Glucosuria, in the absence of diabetes mellitus, can occur in the setting of global dysfunction of the proximal tubule (PT), known as Renal Fanconi Syndrome. The latter is typically accompanied by excessive urinary excretion of amino acids, phosphate and bicarbonate. The occurrence of glucosuria in the absence of PT dysfunction and hyperglycemia is known as renal glucosuria or familial renal glucosuria (FRG) as it is recognized as an inherited disorder.

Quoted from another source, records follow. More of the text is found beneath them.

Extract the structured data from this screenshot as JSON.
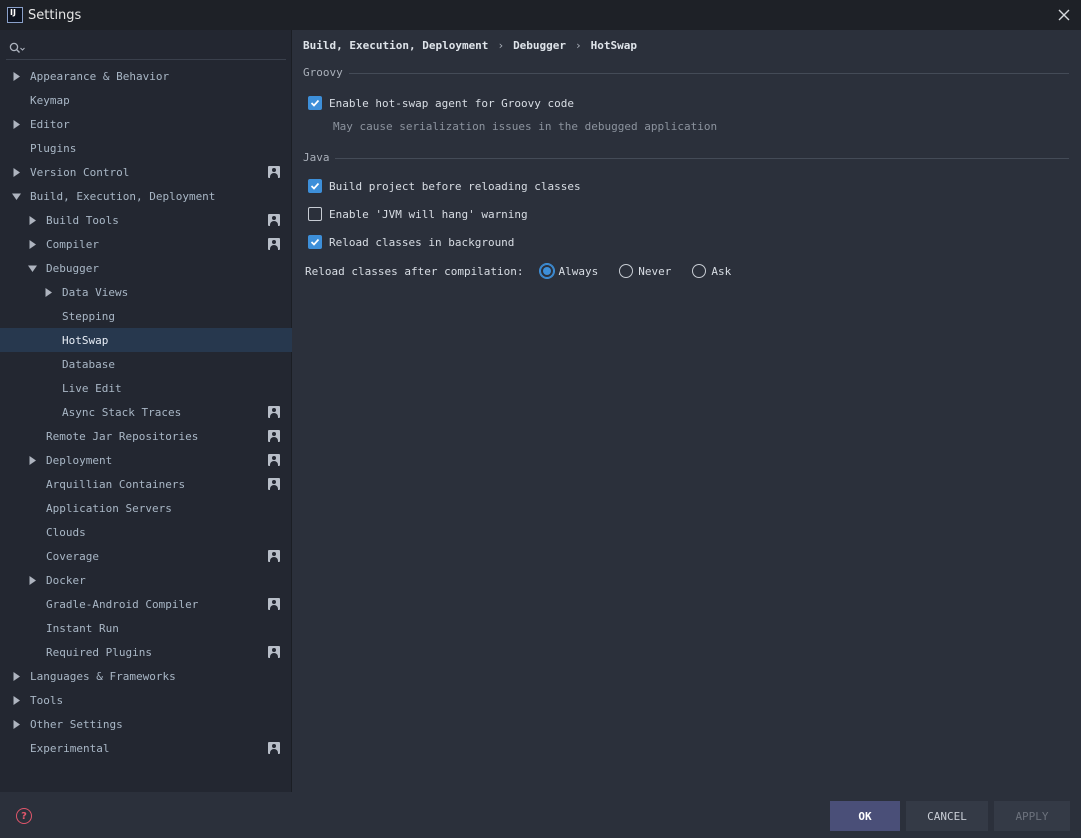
{
  "window": {
    "title": "Settings",
    "logo_text": "IJ"
  },
  "search": {
    "placeholder": ""
  },
  "sidebar": {
    "items": [
      {
        "label": "Appearance & Behavior",
        "level": 0,
        "arrow": "right",
        "project": false,
        "selected": false
      },
      {
        "label": "Keymap",
        "level": 0,
        "arrow": "none",
        "project": false,
        "selected": false
      },
      {
        "label": "Editor",
        "level": 0,
        "arrow": "right",
        "project": false,
        "selected": false
      },
      {
        "label": "Plugins",
        "level": 0,
        "arrow": "none",
        "project": false,
        "selected": false
      },
      {
        "label": "Version Control",
        "level": 0,
        "arrow": "right",
        "project": true,
        "selected": false
      },
      {
        "label": "Build, Execution, Deployment",
        "level": 0,
        "arrow": "down",
        "project": false,
        "selected": false
      },
      {
        "label": "Build Tools",
        "level": 1,
        "arrow": "right",
        "project": true,
        "selected": false
      },
      {
        "label": "Compiler",
        "level": 1,
        "arrow": "right",
        "project": true,
        "selected": false
      },
      {
        "label": "Debugger",
        "level": 1,
        "arrow": "down",
        "project": false,
        "selected": false
      },
      {
        "label": "Data Views",
        "level": 2,
        "arrow": "right",
        "project": false,
        "selected": false
      },
      {
        "label": "Stepping",
        "level": 2,
        "arrow": "none",
        "project": false,
        "selected": false
      },
      {
        "label": "HotSwap",
        "level": 2,
        "arrow": "none",
        "project": false,
        "selected": true
      },
      {
        "label": "Database",
        "level": 2,
        "arrow": "none",
        "project": false,
        "selected": false
      },
      {
        "label": "Live Edit",
        "level": 2,
        "arrow": "none",
        "project": false,
        "selected": false
      },
      {
        "label": "Async Stack Traces",
        "level": 2,
        "arrow": "none",
        "project": true,
        "selected": false
      },
      {
        "label": "Remote Jar Repositories",
        "level": 1,
        "arrow": "none",
        "project": true,
        "selected": false
      },
      {
        "label": "Deployment",
        "level": 1,
        "arrow": "right",
        "project": true,
        "selected": false
      },
      {
        "label": "Arquillian Containers",
        "level": 1,
        "arrow": "none",
        "project": true,
        "selected": false
      },
      {
        "label": "Application Servers",
        "level": 1,
        "arrow": "none",
        "project": false,
        "selected": false
      },
      {
        "label": "Clouds",
        "level": 1,
        "arrow": "none",
        "project": false,
        "selected": false
      },
      {
        "label": "Coverage",
        "level": 1,
        "arrow": "none",
        "project": true,
        "selected": false
      },
      {
        "label": "Docker",
        "level": 1,
        "arrow": "right",
        "project": false,
        "selected": false
      },
      {
        "label": "Gradle-Android Compiler",
        "level": 1,
        "arrow": "none",
        "project": true,
        "selected": false
      },
      {
        "label": "Instant Run",
        "level": 1,
        "arrow": "none",
        "project": false,
        "selected": false
      },
      {
        "label": "Required Plugins",
        "level": 1,
        "arrow": "none",
        "project": true,
        "selected": false
      },
      {
        "label": "Languages & Frameworks",
        "level": 0,
        "arrow": "right",
        "project": false,
        "selected": false
      },
      {
        "label": "Tools",
        "level": 0,
        "arrow": "right",
        "project": false,
        "selected": false
      },
      {
        "label": "Other Settings",
        "level": 0,
        "arrow": "right",
        "project": false,
        "selected": false
      },
      {
        "label": "Experimental",
        "level": 0,
        "arrow": "none",
        "project": true,
        "selected": false
      }
    ]
  },
  "breadcrumb": {
    "items": [
      "Build, Execution, Deployment",
      "Debugger",
      "HotSwap"
    ],
    "separator": "›"
  },
  "groovy": {
    "title": "Groovy",
    "hotswap_agent": {
      "label": "Enable hot-swap agent for Groovy code",
      "checked": true
    },
    "hint": "May cause serialization issues in the debugged application"
  },
  "java": {
    "title": "Java",
    "build_before_reload": {
      "label": "Build project before reloading classes",
      "checked": true
    },
    "jvm_hang_warning": {
      "label": "Enable 'JVM will hang' warning",
      "checked": false
    },
    "reload_background": {
      "label": "Reload classes in background",
      "checked": true
    }
  },
  "reload_after_compilation": {
    "label": "Reload classes after compilation:",
    "options": [
      {
        "label": "Always",
        "selected": true
      },
      {
        "label": "Never",
        "selected": false
      },
      {
        "label": "Ask",
        "selected": false
      }
    ]
  },
  "footer": {
    "help_glyph": "?",
    "ok_label": "OK",
    "cancel_label": "CANCEL",
    "apply_label": "APPLY"
  },
  "colors": {
    "accent": "#3d8fd9",
    "selection": "#27384e",
    "ok_button": "#4a4f78",
    "help": "#e0566b"
  }
}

Patients with FRG have decreased renal tubular reabsorption of glucose from the urine in the absence of hyperglycemia or any other signs of tubular dysfunction. Glucosuria can range from 1 – 150 grams/1.73m2 per day. The majority of affected patients does not develop significant clinical problems and individuals are typically picked up during routine clinical tests. However, higher levels of glucosuria lead to osmotic diuresis and could cause volume contraction when access to fluid is limited.
Both, autosomal recessive and dominant pattern of inheritance for FRG have been reported. Mutations in SCL5A2 (encoding SGLT2) account for the majority if not all families with this condition. So far ~44 different mutations in 14 exons have been reported for FRG. Establishing a definite genotype-phenotype correlation has been difficult due to variable expressivity of SGLT2 and other genes that may have an overall impact on renal glucose reabsorption. In general, heterozygous mutations lead likely to mild glucosuria Here’s a nice review.
In summary, FRG is a relatively benign condition nephrologists should be familiar with, especially with the availability of Dapagliflozin, a new drug for treatment of diabetes mellitus. First trials look promising since inhibiting SGLT2 appears effective and relatively safe.